Police in the Indian state of Madhya Pradesh is tagging those who haven't gotten the coronavirus vaccine with a skull symbol and the phrase "keep away from me" as part of an aggressive vaccine awareness campaign that has prompted some criticism.

This has caused quite a stir. Residents believe the state government should first verify that immunizations are available to the people before publicly embarrassing them for not availing it.

A local resident, Rudra Pratap Singh, said that it was the government’s responsibility to first make the vaccines available to the people, “People are not getting vaccinated as there is a limited supply of vaccines in the district. It is wrong to blame the public for that,” he told Hindustan Times.

The police conducted random road inspections and inquired about people's vaccination status. Those who had received the vaccine were given a tricolor badge which is the Indian flag and read, "I'm a nationalist because I'm vaccinated," the Independent reported. But those who had not inoculated themselves were identified and forced to wear a pamphlet with a skull sign, warning people to stay away from them because of their vaccination status.

The initiative, according to Superintendent Alok Kumar Singh, is aimed at assisting people in overcoming vaccine phobia, particularly in rural regions. According to the Financial Express, Singh said, "It is one of several symbolic actions with the purpose of creating awareness." He added, though, that the order was only to hand over the poster and not to force anyone to wear it around their neck.

The move, which is part of a "Roko Toko (stop and remind) Campaign" to control the spread of Covid-19 in the area, has sparked outrage. Although the states have been allotted sufficient number of vaccine doses, the supply in vaccination centers might have run out of stock due to how governments manage their replenishment.

Santosh Patel, a sub-divisional police officer in Niwari, defended the campaign. He said that since the unlock process begins, which refers to the re-opening of the states and cities from the lockdown phase, the onus lies on the people to stop the infection from spreading. Patel said the police are forcing people to keep their distance, wear masks, and get themselves vaccinated.
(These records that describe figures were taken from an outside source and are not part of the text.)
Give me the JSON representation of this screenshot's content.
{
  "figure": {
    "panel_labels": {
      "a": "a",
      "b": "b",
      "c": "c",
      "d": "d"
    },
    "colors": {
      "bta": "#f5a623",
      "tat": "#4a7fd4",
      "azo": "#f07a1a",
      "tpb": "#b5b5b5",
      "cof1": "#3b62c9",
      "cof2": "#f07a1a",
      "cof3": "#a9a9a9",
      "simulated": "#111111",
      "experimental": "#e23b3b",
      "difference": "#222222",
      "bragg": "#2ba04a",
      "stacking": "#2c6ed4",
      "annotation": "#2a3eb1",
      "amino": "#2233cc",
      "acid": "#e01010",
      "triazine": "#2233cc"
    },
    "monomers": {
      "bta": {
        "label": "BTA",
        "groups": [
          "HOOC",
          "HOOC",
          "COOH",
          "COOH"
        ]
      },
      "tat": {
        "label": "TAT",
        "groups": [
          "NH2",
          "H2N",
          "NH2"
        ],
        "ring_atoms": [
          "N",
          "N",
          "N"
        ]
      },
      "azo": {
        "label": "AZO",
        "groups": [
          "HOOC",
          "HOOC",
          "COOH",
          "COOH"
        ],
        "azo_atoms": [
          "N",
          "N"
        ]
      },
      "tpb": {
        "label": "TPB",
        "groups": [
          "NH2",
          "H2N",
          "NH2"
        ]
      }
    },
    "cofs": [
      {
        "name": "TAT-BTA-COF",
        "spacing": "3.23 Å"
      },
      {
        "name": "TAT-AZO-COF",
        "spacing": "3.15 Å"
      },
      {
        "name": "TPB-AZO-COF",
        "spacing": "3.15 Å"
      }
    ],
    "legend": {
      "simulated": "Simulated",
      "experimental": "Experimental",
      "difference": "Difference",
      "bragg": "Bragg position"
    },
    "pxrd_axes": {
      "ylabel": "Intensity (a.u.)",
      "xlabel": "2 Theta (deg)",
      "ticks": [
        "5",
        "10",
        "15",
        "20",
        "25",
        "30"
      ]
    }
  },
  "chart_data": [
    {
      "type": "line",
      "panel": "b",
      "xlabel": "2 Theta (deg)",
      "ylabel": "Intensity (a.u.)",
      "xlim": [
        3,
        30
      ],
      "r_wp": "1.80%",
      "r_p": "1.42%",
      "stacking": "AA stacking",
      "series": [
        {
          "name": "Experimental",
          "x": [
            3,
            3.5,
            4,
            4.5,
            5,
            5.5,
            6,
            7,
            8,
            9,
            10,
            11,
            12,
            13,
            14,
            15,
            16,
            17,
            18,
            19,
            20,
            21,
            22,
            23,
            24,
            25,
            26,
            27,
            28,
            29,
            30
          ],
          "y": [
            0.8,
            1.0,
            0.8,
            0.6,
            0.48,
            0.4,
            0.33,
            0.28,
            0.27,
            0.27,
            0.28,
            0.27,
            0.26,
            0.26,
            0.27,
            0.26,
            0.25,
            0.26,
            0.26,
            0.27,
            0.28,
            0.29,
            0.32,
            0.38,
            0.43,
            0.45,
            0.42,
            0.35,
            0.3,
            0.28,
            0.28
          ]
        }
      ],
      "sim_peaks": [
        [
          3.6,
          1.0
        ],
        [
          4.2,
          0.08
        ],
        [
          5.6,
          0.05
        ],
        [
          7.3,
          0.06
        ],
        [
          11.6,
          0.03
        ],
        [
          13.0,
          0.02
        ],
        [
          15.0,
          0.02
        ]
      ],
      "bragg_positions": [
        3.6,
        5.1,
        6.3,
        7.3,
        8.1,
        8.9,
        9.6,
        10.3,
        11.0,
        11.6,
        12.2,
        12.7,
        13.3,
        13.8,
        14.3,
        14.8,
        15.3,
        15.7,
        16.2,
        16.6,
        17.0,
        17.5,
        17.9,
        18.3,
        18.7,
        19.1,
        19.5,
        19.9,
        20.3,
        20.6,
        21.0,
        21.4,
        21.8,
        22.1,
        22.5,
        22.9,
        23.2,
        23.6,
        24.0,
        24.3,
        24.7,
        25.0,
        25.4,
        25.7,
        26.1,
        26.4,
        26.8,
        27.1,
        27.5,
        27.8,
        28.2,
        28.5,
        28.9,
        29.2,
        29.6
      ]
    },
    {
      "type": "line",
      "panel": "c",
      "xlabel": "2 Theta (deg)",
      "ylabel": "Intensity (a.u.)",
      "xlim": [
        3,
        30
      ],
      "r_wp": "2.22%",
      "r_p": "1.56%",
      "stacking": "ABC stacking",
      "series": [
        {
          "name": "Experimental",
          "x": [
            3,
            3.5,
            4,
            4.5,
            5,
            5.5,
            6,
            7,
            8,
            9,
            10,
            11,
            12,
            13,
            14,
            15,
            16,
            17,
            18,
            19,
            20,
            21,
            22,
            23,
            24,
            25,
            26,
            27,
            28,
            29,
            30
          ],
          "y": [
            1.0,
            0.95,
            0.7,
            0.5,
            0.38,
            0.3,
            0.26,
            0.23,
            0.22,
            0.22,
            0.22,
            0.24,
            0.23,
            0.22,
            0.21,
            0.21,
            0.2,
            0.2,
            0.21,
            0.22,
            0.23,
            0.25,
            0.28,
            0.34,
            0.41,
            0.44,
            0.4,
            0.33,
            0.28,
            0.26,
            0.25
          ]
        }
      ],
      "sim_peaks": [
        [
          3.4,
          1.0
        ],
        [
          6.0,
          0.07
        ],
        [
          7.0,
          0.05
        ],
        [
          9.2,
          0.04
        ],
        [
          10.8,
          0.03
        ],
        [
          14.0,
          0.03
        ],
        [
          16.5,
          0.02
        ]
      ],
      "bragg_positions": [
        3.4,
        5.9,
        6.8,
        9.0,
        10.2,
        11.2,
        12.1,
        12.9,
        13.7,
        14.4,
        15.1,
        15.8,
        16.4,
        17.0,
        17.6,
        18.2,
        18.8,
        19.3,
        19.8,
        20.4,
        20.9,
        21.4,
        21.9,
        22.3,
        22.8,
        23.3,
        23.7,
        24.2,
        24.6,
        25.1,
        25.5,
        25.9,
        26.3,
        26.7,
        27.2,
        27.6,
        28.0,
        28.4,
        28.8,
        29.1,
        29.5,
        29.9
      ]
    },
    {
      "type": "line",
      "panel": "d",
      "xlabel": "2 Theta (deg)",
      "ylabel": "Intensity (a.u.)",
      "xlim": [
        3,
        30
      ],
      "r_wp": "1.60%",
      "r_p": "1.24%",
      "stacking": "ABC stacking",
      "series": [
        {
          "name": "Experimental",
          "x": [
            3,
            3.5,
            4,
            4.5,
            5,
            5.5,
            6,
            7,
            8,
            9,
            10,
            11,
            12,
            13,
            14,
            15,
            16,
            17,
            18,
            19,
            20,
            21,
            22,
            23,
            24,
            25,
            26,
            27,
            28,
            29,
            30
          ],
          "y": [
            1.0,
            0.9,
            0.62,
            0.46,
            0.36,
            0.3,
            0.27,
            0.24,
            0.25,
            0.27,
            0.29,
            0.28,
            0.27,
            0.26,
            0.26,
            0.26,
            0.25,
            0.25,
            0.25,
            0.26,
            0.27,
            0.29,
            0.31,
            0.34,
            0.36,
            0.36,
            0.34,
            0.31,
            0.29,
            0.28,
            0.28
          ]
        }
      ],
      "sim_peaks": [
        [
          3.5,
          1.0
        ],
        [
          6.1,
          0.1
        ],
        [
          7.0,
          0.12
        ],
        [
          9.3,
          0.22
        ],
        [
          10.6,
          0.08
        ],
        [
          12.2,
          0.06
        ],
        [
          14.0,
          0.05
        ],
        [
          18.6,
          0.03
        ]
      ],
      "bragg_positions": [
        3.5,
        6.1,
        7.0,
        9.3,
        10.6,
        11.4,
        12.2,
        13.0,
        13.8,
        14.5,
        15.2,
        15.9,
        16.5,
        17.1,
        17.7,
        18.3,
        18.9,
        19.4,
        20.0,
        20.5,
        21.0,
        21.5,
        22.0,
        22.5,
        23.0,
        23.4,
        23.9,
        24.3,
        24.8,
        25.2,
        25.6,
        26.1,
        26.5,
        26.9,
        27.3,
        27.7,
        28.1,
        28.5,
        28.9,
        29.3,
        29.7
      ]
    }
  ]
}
He used the pandemic as an example, saying that people should be aware of their responsibilities in the event of a potential third wave. Vaccination, according to Patel, is the only way to avoid the third wave.

Currently, only 4.2 percent of Niwari district's population between the ages of 18 and 44 has been vaccinated. The state government, as well as municipal governments, are working hard to urge people to be vaccinated. Times of India notes that India’s second wave of the pandemic may be waning, but the country is warned that the third wave would be as critical as the second.